An eight-year-old girl as been left with lifelong disabilities and nearly lost her life due to a silent killer inside her home.
Sienna Santiago became ill after living in a house riddled with dangerous amounts of mould.
She spent 11 days days in ICU and five weeks at Royal Darwin Hospital after the fungus ravaged her little body.
“Her vital organs shut down, she came out of there [surgery] two hours later on full life support,” her father, Stephen Thomson, told Nine News.
“I used to cry myself to sleep everyday, absolutely heartbroken.”
As a former police officer in the Northern Territory, Mr Thomson moved his family into police housing in Pirlangimpi in April 2017.
But by March 2019, Sienna was left clinging onto life after contracting a serious throat infection believed to have been caused by exposure to mould spores.
“The specialist who saw her said she was the unluckiest girl in the world,” Mr Thomson told NT News.
“The epiglottis [lid that prevents food entering the lungs] was swollen and almost closed up completely. All around the epiglottis was a grey-green brown fluff, like decaying flesh.”
“It absolutely stunk.
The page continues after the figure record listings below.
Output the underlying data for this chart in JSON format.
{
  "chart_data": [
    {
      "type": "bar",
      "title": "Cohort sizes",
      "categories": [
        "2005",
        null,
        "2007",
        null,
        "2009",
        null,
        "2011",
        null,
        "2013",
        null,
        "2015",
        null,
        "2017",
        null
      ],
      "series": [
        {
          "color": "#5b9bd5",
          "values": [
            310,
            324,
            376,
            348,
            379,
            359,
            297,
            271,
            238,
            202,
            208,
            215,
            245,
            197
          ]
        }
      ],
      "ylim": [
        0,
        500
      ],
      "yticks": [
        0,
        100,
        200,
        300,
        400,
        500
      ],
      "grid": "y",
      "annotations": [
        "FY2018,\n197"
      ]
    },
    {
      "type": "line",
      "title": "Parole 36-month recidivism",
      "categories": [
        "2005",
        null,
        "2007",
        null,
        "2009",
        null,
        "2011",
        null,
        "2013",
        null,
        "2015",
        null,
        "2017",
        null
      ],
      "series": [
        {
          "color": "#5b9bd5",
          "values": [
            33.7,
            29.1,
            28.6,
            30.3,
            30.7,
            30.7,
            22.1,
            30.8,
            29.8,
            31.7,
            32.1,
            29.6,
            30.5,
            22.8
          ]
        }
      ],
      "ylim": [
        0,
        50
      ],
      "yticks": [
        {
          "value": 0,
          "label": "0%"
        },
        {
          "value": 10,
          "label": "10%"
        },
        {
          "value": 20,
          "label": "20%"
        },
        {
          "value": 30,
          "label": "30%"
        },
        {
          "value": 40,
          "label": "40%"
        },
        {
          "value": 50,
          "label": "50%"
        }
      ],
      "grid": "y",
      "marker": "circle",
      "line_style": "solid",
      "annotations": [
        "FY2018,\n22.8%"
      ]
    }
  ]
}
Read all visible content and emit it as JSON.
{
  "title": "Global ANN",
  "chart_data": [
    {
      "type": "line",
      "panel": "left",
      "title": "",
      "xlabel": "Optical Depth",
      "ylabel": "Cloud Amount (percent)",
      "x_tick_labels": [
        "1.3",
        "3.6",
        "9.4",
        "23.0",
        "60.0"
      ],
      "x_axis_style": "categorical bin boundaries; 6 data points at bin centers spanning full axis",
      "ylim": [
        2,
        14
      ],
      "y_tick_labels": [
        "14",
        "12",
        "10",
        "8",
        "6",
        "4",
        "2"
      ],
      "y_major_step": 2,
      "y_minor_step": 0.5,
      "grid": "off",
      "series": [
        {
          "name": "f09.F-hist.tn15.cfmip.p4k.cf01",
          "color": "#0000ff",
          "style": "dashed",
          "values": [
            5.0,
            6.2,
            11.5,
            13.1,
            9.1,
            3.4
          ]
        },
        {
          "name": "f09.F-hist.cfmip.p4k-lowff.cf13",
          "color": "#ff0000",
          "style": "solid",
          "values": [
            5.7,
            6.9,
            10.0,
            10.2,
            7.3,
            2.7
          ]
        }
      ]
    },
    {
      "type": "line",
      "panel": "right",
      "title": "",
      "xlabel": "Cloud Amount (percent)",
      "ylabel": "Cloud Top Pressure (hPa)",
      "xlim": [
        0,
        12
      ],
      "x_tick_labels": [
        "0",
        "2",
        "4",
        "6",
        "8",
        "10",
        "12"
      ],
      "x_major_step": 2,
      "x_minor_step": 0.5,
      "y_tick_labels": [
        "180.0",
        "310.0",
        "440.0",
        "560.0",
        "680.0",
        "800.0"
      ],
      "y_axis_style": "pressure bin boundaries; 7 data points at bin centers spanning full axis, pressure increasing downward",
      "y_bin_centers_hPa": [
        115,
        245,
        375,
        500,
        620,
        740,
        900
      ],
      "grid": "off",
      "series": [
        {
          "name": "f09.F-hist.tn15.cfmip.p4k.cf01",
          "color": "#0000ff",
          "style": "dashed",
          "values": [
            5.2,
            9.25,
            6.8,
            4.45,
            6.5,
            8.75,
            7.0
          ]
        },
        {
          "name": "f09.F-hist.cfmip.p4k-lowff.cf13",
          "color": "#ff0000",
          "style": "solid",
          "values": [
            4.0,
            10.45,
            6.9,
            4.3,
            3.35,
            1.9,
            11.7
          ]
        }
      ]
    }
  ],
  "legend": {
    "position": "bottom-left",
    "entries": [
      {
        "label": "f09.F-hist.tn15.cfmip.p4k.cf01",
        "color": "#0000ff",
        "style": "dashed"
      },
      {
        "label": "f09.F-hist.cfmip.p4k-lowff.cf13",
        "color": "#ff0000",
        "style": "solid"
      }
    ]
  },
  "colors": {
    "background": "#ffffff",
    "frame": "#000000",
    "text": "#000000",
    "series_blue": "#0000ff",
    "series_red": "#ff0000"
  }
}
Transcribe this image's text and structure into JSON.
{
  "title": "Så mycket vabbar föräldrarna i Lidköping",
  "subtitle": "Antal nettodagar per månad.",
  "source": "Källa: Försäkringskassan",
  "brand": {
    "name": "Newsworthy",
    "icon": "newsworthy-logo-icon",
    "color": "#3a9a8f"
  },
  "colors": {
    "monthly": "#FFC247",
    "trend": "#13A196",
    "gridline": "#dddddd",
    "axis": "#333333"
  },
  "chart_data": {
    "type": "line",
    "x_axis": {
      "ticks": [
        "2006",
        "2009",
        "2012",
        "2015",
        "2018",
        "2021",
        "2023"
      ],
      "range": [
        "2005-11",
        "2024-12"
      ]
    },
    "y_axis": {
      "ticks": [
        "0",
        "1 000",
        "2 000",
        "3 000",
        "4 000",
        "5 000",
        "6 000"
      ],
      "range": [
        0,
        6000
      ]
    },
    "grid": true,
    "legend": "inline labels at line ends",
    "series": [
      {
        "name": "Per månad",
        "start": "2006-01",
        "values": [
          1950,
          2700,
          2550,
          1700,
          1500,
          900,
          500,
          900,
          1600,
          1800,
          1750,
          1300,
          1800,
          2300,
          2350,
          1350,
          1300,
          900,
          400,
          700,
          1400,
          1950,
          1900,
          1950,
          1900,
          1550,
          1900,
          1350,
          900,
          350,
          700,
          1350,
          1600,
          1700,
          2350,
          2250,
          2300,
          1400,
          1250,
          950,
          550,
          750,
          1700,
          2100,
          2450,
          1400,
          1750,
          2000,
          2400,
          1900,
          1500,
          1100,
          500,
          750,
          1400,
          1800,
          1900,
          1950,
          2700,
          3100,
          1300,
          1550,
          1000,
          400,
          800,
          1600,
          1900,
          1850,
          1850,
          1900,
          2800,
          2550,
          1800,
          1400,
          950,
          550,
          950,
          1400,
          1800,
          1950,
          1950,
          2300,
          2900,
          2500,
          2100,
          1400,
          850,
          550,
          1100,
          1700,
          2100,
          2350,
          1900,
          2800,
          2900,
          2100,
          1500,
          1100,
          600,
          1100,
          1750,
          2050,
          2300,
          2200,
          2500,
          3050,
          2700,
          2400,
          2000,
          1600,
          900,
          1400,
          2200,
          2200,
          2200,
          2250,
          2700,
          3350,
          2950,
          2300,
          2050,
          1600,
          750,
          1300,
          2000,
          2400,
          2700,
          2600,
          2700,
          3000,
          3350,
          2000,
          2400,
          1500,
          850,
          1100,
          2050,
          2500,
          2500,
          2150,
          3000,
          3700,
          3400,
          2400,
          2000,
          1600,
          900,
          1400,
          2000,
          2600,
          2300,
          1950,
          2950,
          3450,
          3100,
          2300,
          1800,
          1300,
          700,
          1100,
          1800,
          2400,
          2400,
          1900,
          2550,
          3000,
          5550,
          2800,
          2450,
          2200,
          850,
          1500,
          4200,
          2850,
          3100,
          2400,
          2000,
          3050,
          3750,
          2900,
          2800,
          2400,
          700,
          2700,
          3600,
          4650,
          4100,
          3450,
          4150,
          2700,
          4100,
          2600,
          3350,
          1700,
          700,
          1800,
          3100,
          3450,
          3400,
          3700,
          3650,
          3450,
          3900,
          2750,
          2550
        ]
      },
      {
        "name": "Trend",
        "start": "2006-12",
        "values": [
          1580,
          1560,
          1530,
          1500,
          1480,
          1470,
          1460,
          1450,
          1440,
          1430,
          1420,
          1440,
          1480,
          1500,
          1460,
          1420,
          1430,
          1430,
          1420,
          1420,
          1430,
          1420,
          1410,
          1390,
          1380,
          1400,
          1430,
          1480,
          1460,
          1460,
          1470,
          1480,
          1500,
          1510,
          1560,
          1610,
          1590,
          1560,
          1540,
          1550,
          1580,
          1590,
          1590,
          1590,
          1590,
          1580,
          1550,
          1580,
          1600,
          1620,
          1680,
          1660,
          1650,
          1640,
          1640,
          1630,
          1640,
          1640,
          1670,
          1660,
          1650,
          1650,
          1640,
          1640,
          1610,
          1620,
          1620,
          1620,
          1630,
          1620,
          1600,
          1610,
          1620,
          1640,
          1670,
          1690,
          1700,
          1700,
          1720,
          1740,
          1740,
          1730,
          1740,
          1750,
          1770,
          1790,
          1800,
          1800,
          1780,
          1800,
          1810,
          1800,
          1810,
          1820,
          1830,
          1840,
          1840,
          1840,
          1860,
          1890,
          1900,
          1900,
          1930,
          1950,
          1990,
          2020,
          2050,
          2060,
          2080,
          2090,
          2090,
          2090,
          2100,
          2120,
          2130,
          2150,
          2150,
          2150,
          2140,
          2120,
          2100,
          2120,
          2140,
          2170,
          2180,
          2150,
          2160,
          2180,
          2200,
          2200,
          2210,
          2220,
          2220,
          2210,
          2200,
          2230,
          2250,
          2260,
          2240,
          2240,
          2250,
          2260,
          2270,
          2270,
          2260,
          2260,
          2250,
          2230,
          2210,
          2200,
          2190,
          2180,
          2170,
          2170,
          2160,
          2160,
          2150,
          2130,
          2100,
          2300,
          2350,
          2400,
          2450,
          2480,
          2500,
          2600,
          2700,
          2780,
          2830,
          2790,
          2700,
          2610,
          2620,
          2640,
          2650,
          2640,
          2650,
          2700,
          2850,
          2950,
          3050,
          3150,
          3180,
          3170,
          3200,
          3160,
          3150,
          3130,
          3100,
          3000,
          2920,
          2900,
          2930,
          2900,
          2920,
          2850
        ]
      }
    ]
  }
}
You gagged when she breathed.”
Doctors said the young girl’s immune system was suffering a breakdown, likely due to mould.
Three years on and little Sienna is still unable to move the left side of her face or blink her left eye, and has reduced feeling in her right toes – disabilities she is likely to face for the rest of her life.
Her family, who now live in New Zealand, said they repeatedly reported the wide-spread mould to NT Police for years before Sienna got sick, but their complaints were ignored.
“We’ve had no compensation from NT police, and they have never admitted that they failed us by ignoring our calls for help,” Mr Thomson said.
A report carried out after the little girl was hospitalised found “very high levels of mould” inside the home constituting a health hazard and “therefore continued use of the accessed premises must not be permitted".
It went on to state that “access to the premises are restricted and shall only be accessed by persons wearing approved personal protective equipment.”
NT WorkSafe told Yahoo News Australia that it has since launched an investigation after new details came to light in May.
It says the information alleges that “the issue of mould was reported to NT Police before the child was admitted to hospital” and detailed “the deterioration of the child’s health, including medical opinion confirming the probable link of their illness to mould exposure".
In a statement to Yahoo News Australia, NT Police said NT WorkSafe is reviewing the matter and that it would be appropriate to “leave WorkSafe to complete their inquiries”.
The incident has also been raised with the Independent Commissioner Against Corruption.